In deze zaak heeft de kinderrechter op 12 april 2019 een beschikking gegeven met betrekking tot de verlenging van de uithuisplaatsing van de minderjarige, geboren in 2015. De minderjarige verblijft momenteel in een crisispleeggezin. De kinderrechter heeft vastgesteld dat er relevante informatie over de verblijfplaatsen van de minderjarige in het verleden is verstrekt, die niet in de overgelegde stukken was opgenomen. Dit heeft geleid tot de conclusie dat de gecertificeerde instelling (GI) de opvoedcapaciteiten van de gezaghebbende vader en zijn mogelijkheden om voor de minderjarige te zorgen, serieus moet onderzoeken.

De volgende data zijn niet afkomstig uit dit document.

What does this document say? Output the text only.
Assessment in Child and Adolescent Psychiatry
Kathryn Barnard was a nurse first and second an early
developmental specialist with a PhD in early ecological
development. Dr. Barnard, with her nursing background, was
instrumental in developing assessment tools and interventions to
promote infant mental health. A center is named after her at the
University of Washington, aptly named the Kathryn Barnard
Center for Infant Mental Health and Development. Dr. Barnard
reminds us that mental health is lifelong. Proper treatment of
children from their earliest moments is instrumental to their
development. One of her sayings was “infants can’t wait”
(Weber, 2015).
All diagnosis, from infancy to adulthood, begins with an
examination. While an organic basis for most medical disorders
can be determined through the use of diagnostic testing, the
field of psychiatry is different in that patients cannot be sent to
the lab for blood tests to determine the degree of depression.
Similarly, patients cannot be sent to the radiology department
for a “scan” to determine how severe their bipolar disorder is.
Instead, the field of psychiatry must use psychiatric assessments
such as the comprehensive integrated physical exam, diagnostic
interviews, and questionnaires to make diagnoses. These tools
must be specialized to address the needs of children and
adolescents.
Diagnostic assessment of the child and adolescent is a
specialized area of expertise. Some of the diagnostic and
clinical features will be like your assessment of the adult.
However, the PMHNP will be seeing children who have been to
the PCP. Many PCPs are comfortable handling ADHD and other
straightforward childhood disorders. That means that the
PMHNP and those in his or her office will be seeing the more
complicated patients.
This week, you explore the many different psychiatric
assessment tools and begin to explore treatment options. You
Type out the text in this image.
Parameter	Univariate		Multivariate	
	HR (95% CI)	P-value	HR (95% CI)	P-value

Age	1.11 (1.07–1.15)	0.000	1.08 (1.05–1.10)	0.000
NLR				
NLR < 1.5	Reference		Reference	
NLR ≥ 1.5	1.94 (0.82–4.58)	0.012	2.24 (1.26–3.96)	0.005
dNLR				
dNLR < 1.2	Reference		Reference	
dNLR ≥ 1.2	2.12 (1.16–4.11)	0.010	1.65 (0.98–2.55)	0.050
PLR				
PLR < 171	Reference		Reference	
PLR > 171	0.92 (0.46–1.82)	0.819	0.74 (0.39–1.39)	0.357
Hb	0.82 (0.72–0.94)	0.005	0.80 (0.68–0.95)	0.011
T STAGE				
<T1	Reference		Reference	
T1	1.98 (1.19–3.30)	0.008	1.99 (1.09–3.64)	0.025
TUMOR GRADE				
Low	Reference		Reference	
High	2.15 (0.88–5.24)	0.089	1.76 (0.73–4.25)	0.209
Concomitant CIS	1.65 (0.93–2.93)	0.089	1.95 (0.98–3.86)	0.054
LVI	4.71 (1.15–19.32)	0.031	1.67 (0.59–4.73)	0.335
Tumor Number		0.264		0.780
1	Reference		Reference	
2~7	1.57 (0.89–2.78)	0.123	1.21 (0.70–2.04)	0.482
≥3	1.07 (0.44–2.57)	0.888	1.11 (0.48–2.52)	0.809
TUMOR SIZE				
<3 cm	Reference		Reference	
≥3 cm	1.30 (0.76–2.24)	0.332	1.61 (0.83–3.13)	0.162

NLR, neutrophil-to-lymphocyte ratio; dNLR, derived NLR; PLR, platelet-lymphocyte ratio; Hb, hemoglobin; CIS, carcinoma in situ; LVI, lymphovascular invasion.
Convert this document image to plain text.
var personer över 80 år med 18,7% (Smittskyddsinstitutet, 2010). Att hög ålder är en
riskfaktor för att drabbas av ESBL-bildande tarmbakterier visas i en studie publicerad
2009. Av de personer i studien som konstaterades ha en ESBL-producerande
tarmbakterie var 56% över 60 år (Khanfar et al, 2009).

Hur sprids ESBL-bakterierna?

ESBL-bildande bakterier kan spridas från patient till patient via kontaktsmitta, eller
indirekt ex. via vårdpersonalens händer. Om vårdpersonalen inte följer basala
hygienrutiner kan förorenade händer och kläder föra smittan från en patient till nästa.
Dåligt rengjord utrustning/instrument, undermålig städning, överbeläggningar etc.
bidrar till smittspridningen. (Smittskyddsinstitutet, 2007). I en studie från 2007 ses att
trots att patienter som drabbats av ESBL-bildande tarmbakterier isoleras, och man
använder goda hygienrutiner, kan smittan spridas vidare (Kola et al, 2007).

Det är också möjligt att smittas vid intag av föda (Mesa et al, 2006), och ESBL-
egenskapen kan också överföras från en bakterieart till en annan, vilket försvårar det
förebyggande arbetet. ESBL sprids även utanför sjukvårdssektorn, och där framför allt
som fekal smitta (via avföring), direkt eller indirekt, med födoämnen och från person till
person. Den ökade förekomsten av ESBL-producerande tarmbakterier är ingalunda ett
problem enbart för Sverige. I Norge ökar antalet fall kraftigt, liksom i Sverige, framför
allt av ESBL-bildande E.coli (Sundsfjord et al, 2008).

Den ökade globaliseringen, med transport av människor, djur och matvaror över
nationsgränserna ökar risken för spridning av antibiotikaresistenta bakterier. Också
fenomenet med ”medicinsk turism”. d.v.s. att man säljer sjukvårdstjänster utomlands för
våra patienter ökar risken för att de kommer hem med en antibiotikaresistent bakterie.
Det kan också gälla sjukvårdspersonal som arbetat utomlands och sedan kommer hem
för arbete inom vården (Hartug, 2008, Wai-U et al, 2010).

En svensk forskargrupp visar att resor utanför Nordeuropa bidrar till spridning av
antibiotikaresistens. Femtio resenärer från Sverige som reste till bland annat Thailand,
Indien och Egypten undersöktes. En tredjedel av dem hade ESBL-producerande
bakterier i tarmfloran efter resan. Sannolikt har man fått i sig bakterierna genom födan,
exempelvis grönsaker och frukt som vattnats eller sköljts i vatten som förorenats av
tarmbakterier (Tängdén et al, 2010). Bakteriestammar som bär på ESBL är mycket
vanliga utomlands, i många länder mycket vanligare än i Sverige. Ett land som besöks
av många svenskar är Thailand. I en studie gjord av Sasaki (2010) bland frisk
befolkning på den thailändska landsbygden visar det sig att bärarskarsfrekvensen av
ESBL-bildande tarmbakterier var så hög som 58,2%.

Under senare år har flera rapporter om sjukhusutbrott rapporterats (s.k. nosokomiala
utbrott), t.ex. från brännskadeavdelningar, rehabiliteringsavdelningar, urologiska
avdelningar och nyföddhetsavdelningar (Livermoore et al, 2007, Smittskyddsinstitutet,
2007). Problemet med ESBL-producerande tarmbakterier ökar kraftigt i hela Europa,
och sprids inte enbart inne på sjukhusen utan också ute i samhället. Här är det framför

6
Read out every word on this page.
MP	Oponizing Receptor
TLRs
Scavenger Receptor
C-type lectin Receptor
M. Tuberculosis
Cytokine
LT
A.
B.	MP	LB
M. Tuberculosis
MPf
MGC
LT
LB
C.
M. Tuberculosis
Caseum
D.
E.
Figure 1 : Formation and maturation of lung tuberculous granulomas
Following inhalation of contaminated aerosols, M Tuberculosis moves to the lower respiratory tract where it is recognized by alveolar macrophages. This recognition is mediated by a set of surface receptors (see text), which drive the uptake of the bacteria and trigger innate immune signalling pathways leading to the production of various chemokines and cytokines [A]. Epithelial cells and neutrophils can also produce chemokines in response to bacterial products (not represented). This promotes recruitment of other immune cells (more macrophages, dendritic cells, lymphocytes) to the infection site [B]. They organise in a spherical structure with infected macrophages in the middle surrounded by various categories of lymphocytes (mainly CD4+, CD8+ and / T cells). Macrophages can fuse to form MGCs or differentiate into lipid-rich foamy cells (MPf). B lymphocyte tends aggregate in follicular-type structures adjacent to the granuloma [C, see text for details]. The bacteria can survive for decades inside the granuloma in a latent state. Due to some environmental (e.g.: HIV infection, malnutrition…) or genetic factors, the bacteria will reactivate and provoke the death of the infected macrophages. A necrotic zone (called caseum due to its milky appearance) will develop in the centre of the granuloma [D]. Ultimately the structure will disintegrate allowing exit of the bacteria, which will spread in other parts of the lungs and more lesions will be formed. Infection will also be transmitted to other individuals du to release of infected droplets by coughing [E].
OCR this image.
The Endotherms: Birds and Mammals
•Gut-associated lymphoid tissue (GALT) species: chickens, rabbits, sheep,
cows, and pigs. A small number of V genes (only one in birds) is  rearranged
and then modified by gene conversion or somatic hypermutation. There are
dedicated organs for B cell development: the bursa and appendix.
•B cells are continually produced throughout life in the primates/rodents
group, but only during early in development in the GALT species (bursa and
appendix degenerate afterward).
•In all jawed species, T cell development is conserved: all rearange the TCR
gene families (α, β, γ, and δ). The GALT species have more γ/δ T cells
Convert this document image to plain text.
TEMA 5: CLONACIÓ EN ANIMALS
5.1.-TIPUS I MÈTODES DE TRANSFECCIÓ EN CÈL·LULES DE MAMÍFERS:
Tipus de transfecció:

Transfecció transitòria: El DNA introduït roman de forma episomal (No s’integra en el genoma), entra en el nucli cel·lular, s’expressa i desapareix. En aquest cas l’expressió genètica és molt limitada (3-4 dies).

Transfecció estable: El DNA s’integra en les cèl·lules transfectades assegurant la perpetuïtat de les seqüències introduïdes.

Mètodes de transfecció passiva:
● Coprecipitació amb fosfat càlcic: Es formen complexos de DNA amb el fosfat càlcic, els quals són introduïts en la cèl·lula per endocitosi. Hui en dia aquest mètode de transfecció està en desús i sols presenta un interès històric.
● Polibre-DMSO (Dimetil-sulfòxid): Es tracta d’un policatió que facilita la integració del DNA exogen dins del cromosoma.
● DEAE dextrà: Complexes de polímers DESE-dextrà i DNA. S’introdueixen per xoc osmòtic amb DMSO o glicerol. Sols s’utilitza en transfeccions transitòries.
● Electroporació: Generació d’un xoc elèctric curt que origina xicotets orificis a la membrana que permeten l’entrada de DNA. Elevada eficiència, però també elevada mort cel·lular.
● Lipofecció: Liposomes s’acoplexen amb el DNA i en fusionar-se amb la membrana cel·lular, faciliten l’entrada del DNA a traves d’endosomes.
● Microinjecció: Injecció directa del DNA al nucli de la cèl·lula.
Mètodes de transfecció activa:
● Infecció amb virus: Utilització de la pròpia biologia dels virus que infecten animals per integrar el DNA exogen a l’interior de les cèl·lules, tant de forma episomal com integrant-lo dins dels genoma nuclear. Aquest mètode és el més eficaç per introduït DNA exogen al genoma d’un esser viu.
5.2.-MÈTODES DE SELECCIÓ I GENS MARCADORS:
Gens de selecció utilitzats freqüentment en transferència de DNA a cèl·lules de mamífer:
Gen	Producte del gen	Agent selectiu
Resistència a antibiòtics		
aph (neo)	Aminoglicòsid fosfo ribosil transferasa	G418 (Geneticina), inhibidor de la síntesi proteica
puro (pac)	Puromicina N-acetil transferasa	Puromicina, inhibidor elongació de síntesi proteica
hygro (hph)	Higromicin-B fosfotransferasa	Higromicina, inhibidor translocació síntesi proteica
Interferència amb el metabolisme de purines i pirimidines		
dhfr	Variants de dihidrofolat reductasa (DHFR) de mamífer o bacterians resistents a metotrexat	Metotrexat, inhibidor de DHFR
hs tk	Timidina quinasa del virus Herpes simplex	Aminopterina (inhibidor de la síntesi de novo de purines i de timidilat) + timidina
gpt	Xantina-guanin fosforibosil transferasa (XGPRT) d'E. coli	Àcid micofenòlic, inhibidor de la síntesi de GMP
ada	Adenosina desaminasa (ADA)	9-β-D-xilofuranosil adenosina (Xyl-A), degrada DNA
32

De GI heeft verzocht om de uithuisplaatsing van de minderjarige te verlengen tot de einddatum van de ondertoezichtstelling, namelijk 24 augustus 2019. De kinderrechter heeft de zaak behandeld met gesloten deuren, waarbij de vader aanwezig was en de moeder niet. De vader steunt de uithuisplaatsing en is bezig om dichter bij de minderjarige te verhuizen. De kinderrechter heeft op basis van de informatie ter zitting en de rapportages van de GI besloten dat het in het belang van de minderjarige is om de uithuisplaatsing te verlengen, maar niet verder dan 1 augustus 2019. De kinderrechter heeft de GI verzocht om twee weken voor de volgende zitting een rapportage in te dienen over de stand van zaken.
De beschikking is mondeling gegeven en in het openbaar uitgesproken, en de schriftelijke uitwerking is vastgesteld op 1 mei 2019. Hoger beroep tegen deze beschikking kan worden ingesteld door de verzoekers en andere belanghebbenden binnen drie maanden na de uitspraak.